NAGASAKI -- Two South Korean women on April 14 filed a lawsuit with the Shizuoka District Court demanding that an official apology and restitution totaling 60 million yen be made by the central government for forcing them to labor at a Shizuoka Prefecture yarn factory during World War II.

The suit says Tsao Chia Shun and Yu Chen Shun, both 67, were conscripted into a volunteer corps on the Korean Peninsula in 1944, when both were 14 years old. Until they were freed after Japan surrendered and the war ended, the girls had been forced to work at a jute yarn spinning factory in the city of Numazu. The plant belonged to Tokyo Jute Yarn Spinning Co., which was taken over by Teijin in 1991.

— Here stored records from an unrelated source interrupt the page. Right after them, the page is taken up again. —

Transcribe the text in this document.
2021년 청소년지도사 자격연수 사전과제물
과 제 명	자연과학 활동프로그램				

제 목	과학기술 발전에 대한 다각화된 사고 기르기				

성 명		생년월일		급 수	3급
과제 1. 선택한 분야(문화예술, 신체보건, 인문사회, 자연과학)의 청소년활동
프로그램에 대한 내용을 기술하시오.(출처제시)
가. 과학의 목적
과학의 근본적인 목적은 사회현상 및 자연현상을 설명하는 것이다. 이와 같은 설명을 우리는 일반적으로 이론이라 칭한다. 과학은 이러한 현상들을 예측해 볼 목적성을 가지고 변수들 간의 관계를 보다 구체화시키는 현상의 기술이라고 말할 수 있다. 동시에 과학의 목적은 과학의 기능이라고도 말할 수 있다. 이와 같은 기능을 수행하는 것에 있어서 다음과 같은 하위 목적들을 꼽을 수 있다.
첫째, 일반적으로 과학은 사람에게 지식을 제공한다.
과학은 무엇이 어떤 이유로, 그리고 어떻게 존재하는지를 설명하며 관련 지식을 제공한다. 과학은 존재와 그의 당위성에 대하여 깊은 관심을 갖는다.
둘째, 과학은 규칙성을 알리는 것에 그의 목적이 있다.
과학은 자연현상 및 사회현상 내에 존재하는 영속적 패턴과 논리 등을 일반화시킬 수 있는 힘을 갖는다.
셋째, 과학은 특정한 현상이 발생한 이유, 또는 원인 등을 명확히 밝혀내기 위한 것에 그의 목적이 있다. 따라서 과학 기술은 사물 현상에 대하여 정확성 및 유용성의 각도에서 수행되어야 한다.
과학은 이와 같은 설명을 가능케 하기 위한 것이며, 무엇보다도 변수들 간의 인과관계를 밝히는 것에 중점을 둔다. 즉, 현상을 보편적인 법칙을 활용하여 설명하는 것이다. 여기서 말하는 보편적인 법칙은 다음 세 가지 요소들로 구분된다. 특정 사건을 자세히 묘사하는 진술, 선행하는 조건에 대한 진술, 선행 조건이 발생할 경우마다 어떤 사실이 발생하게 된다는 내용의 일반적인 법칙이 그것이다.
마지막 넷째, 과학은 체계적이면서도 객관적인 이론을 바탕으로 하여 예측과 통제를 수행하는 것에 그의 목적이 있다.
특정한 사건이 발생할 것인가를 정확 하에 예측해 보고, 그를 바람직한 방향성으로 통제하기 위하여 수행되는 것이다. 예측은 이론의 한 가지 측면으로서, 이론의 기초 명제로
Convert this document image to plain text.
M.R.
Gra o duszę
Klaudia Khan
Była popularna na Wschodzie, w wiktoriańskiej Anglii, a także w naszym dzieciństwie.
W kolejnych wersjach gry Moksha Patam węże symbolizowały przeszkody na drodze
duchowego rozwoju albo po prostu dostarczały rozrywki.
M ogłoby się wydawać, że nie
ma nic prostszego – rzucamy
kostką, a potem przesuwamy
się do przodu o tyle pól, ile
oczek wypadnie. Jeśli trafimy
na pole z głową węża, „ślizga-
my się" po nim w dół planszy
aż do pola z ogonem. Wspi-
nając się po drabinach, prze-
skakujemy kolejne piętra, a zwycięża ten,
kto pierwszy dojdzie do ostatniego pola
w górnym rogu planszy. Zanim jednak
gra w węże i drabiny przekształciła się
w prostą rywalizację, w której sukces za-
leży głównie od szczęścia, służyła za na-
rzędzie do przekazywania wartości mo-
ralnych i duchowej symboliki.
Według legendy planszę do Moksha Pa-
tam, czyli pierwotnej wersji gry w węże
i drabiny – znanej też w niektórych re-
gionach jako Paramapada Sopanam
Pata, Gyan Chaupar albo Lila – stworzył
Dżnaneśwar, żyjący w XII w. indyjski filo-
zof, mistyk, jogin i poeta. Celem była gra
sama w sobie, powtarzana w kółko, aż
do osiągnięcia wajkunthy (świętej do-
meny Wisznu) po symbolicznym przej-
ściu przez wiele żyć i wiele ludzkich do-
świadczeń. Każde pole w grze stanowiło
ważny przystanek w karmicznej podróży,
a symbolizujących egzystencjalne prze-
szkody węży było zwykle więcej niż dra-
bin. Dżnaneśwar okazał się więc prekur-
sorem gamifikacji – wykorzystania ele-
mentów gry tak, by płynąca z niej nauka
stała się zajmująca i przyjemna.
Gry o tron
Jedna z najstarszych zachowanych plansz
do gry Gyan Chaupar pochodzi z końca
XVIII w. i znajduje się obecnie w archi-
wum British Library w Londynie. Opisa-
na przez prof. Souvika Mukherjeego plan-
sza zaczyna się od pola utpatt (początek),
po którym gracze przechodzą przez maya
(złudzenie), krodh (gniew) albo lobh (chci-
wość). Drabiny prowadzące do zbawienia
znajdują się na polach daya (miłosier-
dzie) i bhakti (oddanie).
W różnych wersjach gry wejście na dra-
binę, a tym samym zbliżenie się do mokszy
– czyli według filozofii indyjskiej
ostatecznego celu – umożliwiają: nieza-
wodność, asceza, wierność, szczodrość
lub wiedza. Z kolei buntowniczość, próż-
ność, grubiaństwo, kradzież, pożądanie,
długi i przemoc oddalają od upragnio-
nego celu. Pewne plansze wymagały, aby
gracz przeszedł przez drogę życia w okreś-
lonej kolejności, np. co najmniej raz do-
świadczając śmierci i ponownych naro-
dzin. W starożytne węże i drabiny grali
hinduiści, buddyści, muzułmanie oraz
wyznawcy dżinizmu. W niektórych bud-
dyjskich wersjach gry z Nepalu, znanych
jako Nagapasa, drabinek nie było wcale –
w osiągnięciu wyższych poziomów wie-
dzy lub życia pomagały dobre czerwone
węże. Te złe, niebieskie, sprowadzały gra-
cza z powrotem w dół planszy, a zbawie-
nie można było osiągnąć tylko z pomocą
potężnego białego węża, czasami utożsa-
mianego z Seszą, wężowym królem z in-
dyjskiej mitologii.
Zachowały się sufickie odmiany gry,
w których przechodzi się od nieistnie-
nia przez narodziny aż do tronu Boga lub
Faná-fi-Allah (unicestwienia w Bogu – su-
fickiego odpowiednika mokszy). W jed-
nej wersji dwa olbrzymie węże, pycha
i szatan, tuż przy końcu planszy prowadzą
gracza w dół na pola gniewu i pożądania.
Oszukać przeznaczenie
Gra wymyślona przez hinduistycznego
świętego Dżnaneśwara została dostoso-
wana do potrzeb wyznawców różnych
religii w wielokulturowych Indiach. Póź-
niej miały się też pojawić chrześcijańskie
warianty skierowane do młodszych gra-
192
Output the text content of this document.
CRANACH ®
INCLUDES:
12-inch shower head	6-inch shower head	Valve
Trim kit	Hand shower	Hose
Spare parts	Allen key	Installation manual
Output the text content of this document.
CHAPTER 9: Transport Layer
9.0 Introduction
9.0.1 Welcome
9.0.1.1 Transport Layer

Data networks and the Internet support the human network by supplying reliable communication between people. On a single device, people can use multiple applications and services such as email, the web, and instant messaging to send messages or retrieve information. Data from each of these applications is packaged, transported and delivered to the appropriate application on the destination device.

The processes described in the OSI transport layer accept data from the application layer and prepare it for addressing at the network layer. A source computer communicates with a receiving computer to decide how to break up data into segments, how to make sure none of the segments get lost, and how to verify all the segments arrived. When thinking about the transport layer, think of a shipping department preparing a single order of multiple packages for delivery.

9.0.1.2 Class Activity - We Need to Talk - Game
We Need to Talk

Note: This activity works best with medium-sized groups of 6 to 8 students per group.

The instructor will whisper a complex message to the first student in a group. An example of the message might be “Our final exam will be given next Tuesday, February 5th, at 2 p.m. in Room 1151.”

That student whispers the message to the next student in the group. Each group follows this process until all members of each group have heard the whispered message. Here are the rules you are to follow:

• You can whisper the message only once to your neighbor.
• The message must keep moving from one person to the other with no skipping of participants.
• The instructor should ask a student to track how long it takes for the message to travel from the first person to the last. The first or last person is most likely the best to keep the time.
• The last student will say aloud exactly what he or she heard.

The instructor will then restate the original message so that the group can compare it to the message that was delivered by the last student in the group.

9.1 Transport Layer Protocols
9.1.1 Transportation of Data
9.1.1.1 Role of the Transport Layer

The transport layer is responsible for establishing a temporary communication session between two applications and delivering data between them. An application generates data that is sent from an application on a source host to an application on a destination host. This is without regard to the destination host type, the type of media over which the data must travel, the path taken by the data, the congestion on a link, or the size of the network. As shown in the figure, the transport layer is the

A group of 19 attorneys for the plaintiffs claims that the members of the women volunteer corps were threatened or cajoled into joining, even though they ostensibly volunteered. Yu claimed that she volunteered to be a conscript for the corps because a military officer had promised that she would be allowed to go to Japan to study. Tsao said she joined the corps because the Japanese policemen threatened that if she refused, the military would draft her eldest son into the Imperial Japanese army.

At the factory, the plaintiffs ate poorly and were forced to work about 12 hours a day from early morning, the suit says. Later, the plant was destroyed during an air raid and the war ended, but the girls worked at another factory.

They were given 10 yen following their voyage home and told they would receive their wages later, the suit says. But the plaintiffs did not receive any wages, it says.